Ce qui peut devenir vite déroutant, tant la radicalité des mouvements de caméra et des attitudes des personnages sont très appuyés. Nadav Lapid rejette toute subtilité et toute suggestion. Il cherche à créer le trouble à chaque nouvelle image, à déstabiliser toute bienséance. La forme prend alors les allures de plusieurs convulsions qui se succèdent, comme si une recherche d'image secoue complètement une situation plutôt ordinaire. Et même bien plus que l'apparition incontrôlée de ces images, l'ensemble est presque cacophonique. Les images se mélangent, les paroles se tordent les unes aux autres, les corps entrent en collision, et le montage crée un désordre chorégraphique où tout éclate en même temps. Nadav Lapid perturbe le regard pour le diriger ailleurs. Tel un geste destructeur, qui balaie une image construite pour en faire émerger une nouvelle. Comme si la colère militante est quelque chose d'inaccessible, qui ne peut que prendre des formes troublantes et abstraites dans la cacophonie. Le cadre se nourrit du chaos qui entoure Y, tel un spectre qui prendrait possession de la caméra pour faire exploser cette colère au grand jour. C'est dans le chaos que Nadav Lapid trouve la liberté. C'est dans l'insolence de son protagoniste qu'il renverser la prétendue beauté. Parce qu'à travers ce film (et pas seulement celui-là, évidemment), le cinéaste continue de pointer du doigt son pays tout en le fantasmant. Cette cacophonie et cette convulsion c'est la dualité exil et appartenance, où l'aiguille (l'image) ne cesse de passer d'un côté à l'autre du compteur.

Copyright Pyramide Films

Le Genou D'Ahed est presque une aventure, où l'arrogance féroce d'un cinéaste militant côtoie une autocritique.
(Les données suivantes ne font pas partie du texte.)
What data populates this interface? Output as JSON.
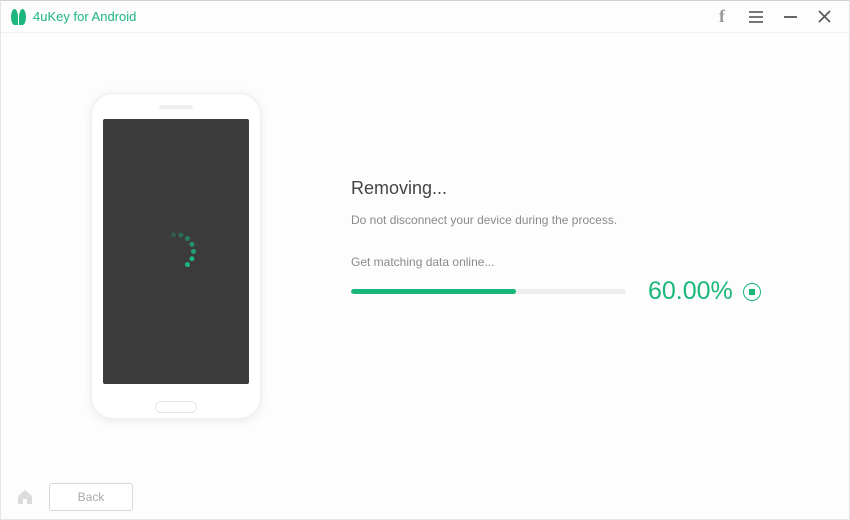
{
  "app": {
    "title": "4uKey for Android"
  },
  "titlebar": {
    "facebook": "f"
  },
  "status": {
    "title": "Removing...",
    "warning": "Do not disconnect your device during the process.",
    "step": "Get matching data online...",
    "percent_value": 60,
    "percent_label": "60.00%"
  },
  "colors": {
    "accent": "#19b77a"
  },
  "bottombar": {
    "back_label": "Back"
  }
}
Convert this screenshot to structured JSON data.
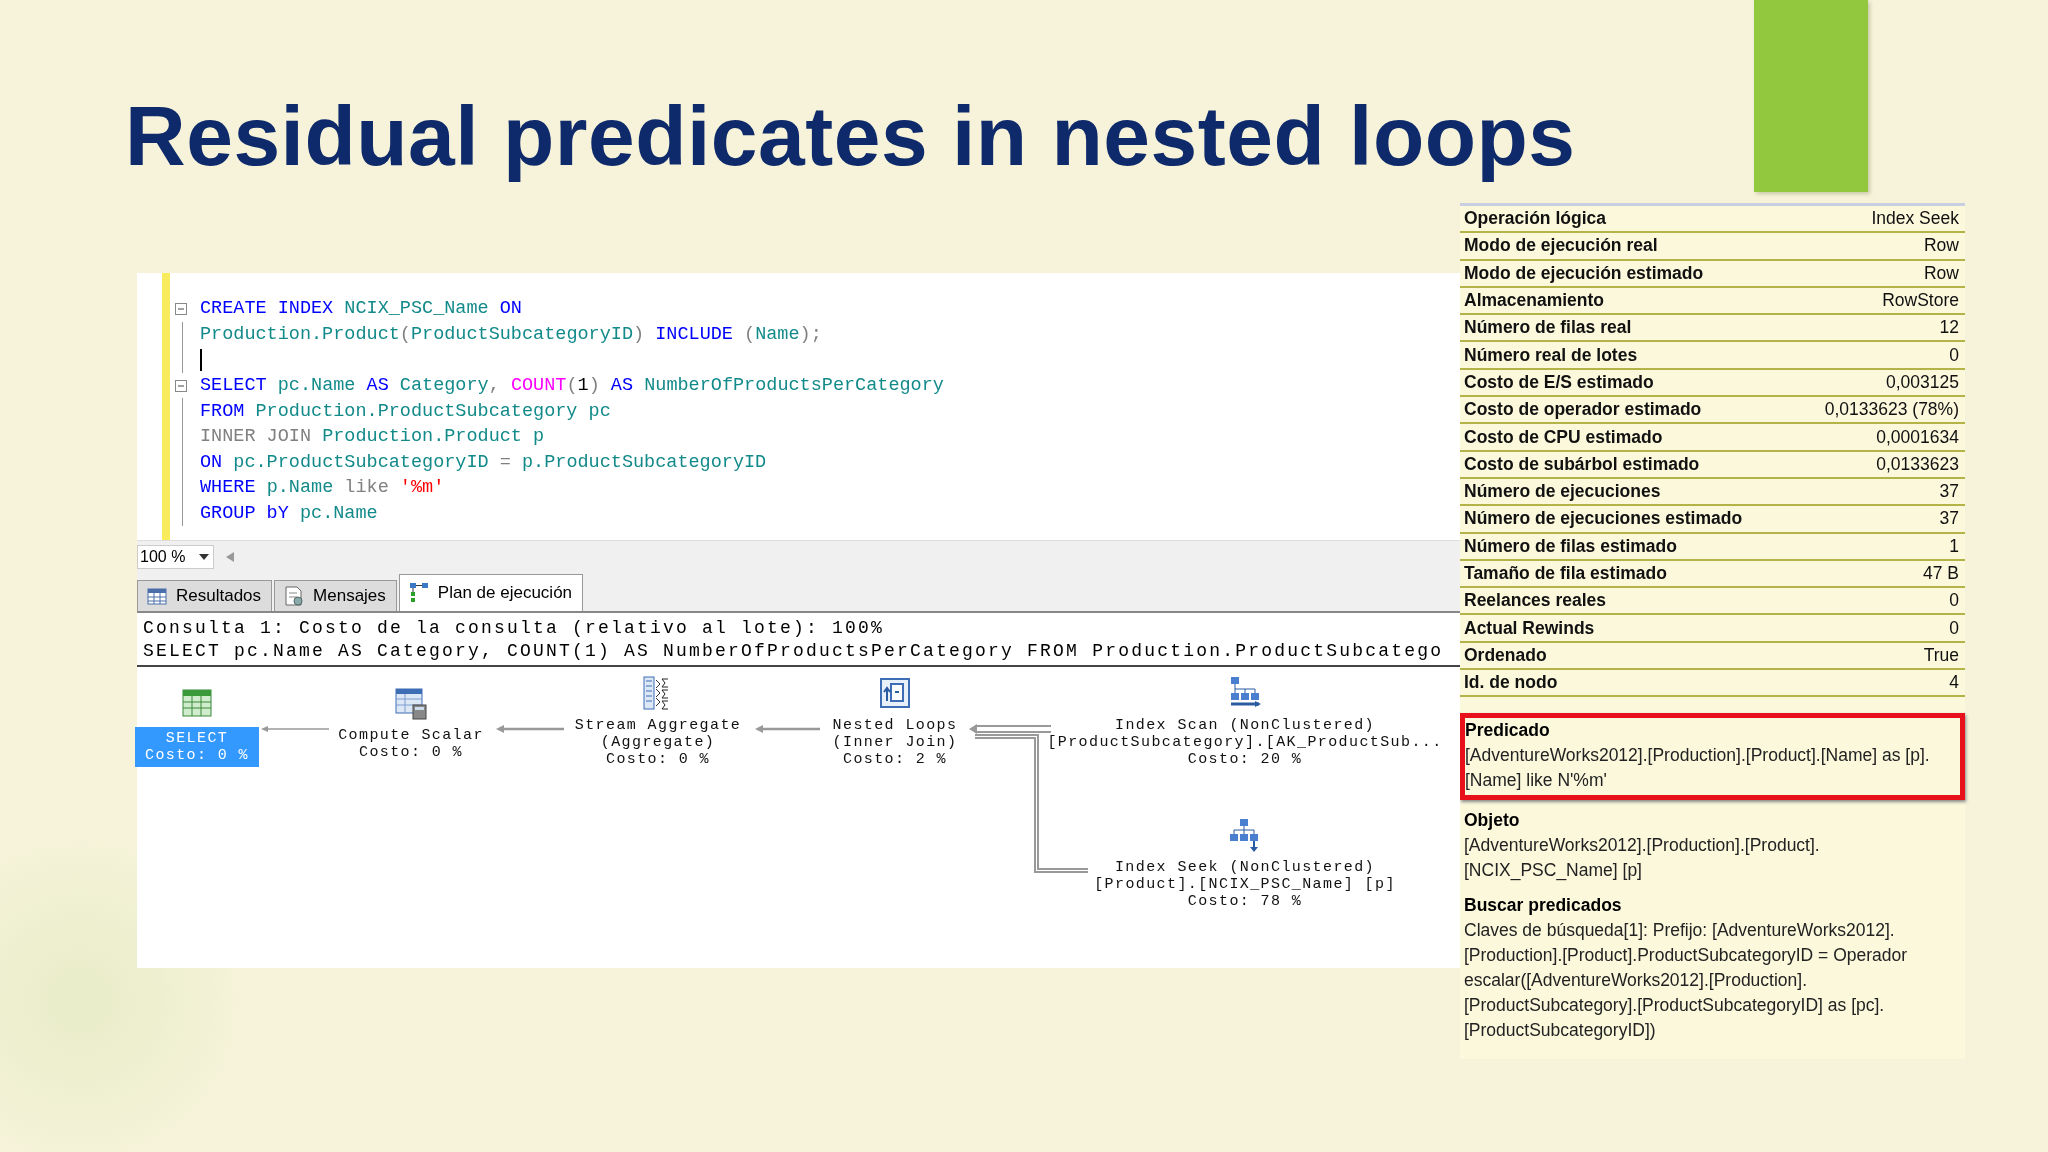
{
  "slide": {
    "title": "Residual predicates in nested loops"
  },
  "editor": {
    "lines": [
      {
        "fold": true,
        "tokens": [
          {
            "text": "CREATE INDEX ",
            "kind": "kw"
          },
          {
            "text": "NCIX_PSC_Name ",
            "kind": "id"
          },
          {
            "text": "ON",
            "kind": "kw"
          }
        ]
      },
      {
        "fold": false,
        "tokens": [
          {
            "text": "Production.Product",
            "kind": "id"
          },
          {
            "text": "(",
            "kind": "op"
          },
          {
            "text": "ProductSubcategoryID",
            "kind": "id"
          },
          {
            "text": ") ",
            "kind": "op"
          },
          {
            "text": "INCLUDE ",
            "kind": "kw"
          },
          {
            "text": "(",
            "kind": "op"
          },
          {
            "text": "Name",
            "kind": "id"
          },
          {
            "text": ");",
            "kind": "op"
          }
        ]
      },
      {
        "fold": false,
        "cursor": true
      },
      {
        "fold": true,
        "tokens": [
          {
            "text": "SELECT ",
            "kind": "kw"
          },
          {
            "text": "pc.Name ",
            "kind": "id"
          },
          {
            "text": "AS ",
            "kind": "kw"
          },
          {
            "text": "Category",
            "kind": "id"
          },
          {
            "text": ", ",
            "kind": "op"
          },
          {
            "text": "COUNT",
            "kind": "fn"
          },
          {
            "text": "(",
            "kind": "op"
          },
          {
            "text": "1",
            "kind": "num"
          },
          {
            "text": ") ",
            "kind": "op"
          },
          {
            "text": "AS ",
            "kind": "kw"
          },
          {
            "text": "NumberOfProductsPerCategory",
            "kind": "id"
          }
        ]
      },
      {
        "fold": false,
        "tokens": [
          {
            "text": "FROM ",
            "kind": "kw"
          },
          {
            "text": "Production.ProductSubcategory pc",
            "kind": "id"
          }
        ]
      },
      {
        "fold": false,
        "tokens": [
          {
            "text": "INNER JOIN ",
            "kind": "op"
          },
          {
            "text": "Production.Product p",
            "kind": "id"
          }
        ]
      },
      {
        "fold": false,
        "tokens": [
          {
            "text": "ON ",
            "kind": "kw"
          },
          {
            "text": "pc.ProductSubcategoryID ",
            "kind": "id"
          },
          {
            "text": "= ",
            "kind": "op"
          },
          {
            "text": "p.ProductSubcategoryID",
            "kind": "id"
          }
        ]
      },
      {
        "fold": false,
        "tokens": [
          {
            "text": "WHERE ",
            "kind": "kw"
          },
          {
            "text": "p.Name ",
            "kind": "id"
          },
          {
            "text": "like ",
            "kind": "op"
          },
          {
            "text": "'%m'",
            "kind": "str"
          }
        ]
      },
      {
        "fold": false,
        "tokens": [
          {
            "text": "GROUP bY ",
            "kind": "kw"
          },
          {
            "text": "pc.Name",
            "kind": "id"
          }
        ]
      }
    ],
    "zoom": "100 %"
  },
  "result_tabs": [
    {
      "label": "Resultados",
      "selected": false,
      "kind": "grid"
    },
    {
      "label": "Mensajes",
      "selected": false,
      "kind": "messages"
    },
    {
      "label": "Plan de ejecución",
      "selected": true,
      "kind": "plan"
    }
  ],
  "plan": {
    "header": [
      "Consulta 1: Costo de la consulta (relativo al lote): 100%",
      "SELECT pc.Name AS Category, COUNT(1) AS NumberOfProductsPerCategory FROM Production.ProductSubcatego"
    ],
    "nodes": [
      {
        "kind": "select",
        "selected": true,
        "lines": [
          "SELECT",
          "Costo: 0 %"
        ]
      },
      {
        "kind": "compute",
        "selected": false,
        "lines": [
          "Compute Scalar",
          "Costo: 0 %"
        ]
      },
      {
        "kind": "aggregate",
        "selected": false,
        "lines": [
          "Stream Aggregate",
          "(Aggregate)",
          "Costo: 0 %"
        ]
      },
      {
        "kind": "loops",
        "selected": false,
        "lines": [
          "Nested Loops",
          "(Inner Join)",
          "Costo: 2 %"
        ]
      },
      {
        "kind": "scan",
        "selected": false,
        "lines": [
          "Index Scan (NonClustered)",
          "[ProductSubcategory].[AK_ProductSub...",
          "Costo: 20 %"
        ]
      },
      {
        "kind": "seek",
        "selected": false,
        "lines": [
          "Index Seek (NonClustered)",
          "[Product].[NCIX_PSC_Name] [p]",
          "Costo: 78 %"
        ]
      }
    ]
  },
  "properties": {
    "rows": [
      {
        "label": "Operación lógica",
        "value": "Index Seek"
      },
      {
        "label": "Modo de ejecución real",
        "value": "Row"
      },
      {
        "label": "Modo de ejecución estimado",
        "value": "Row"
      },
      {
        "label": "Almacenamiento",
        "value": "RowStore"
      },
      {
        "label": "Número de filas real",
        "value": "12"
      },
      {
        "label": "Número real de lotes",
        "value": "0"
      },
      {
        "label": "Costo de E/S estimado",
        "value": "0,003125"
      },
      {
        "label": "Costo de operador estimado",
        "value": "0,0133623 (78%)"
      },
      {
        "label": "Costo de CPU estimado",
        "value": "0,0001634"
      },
      {
        "label": "Costo de subárbol estimado",
        "value": "0,0133623"
      },
      {
        "label": "Número de ejecuciones",
        "value": "37"
      },
      {
        "label": "Número de ejecuciones estimado",
        "value": "37"
      },
      {
        "label": "Número de filas estimado",
        "value": "1"
      },
      {
        "label": "Tamaño de fila estimado",
        "value": "47 B"
      },
      {
        "label": "Reelances reales",
        "value": "0"
      },
      {
        "label": "Actual Rewinds",
        "value": "0"
      },
      {
        "label": "Ordenado",
        "value": "True"
      },
      {
        "label": "Id. de nodo",
        "value": "4"
      }
    ],
    "details": [
      {
        "heading": "Predicado",
        "text": "[AdventureWorks2012].[Production].[Product].[Name] as [p].[Name] like N'%m'",
        "highlighted": true
      },
      {
        "heading": "Objeto",
        "text": "[AdventureWorks2012].[Production].[Product].[NCIX_PSC_Name] [p]",
        "highlighted": false
      },
      {
        "heading": "Buscar predicados",
        "text": "Claves de búsqueda[1]: Prefijo: [AdventureWorks2012].[Production].[Product].ProductSubcategoryID = Operador escalar([AdventureWorks2012].[Production].[ProductSubcategory].[ProductSubcategoryID] as [pc].[ProductSubcategoryID])",
        "highlighted": false
      }
    ]
  }
}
L'aventure intime et sociale d'un être qui se permet toujours d'explorer alors qu'il explose de férocité. Parce qu'au fond, c'est ça : le film s'ouvre sur un ton assez punk comme s'il ruminait quelque chose dans son intérieur, pour ensuite gronder comme un animal sauvage prêt à bondir, pour enfin libérer frontalement toute sa rage. Si le film commence aussitôt par ruminer, c'est bien parce que la venue de Y dans ce paysage n'a rien de satisfaisant dès le début (le protagoniste le fait bien savoir). Et même dans son prologue, le film joue de l'ambiguïté pour ne pas hésiter à déchirer les vêtements. Comme s'il était prêt à encaisser des coups, comme s'il grattait une blessure déjà bien ouverte. Nadav Lapid ne cherche jamais à plaire à qui que ce soit, il entre donc aussitôt dans le chaos, en allant jusqu'à mettre en scène l'agressivité pour saisir la souffrance ultime. Il y a un mélange de fiction et de documentaire dans ce film, un trouble fonctionnant comme une thérapie. Celle d'un geste fatigué mais qui a les idées bien claires, à bout de souffle mais toujours aussi furieux, meurtri mais bien vivant. Il n'y a pas à dire autrement, Le Genou D'Ahed est un film qui vient des tripes, et c'est ce qui compte le plus.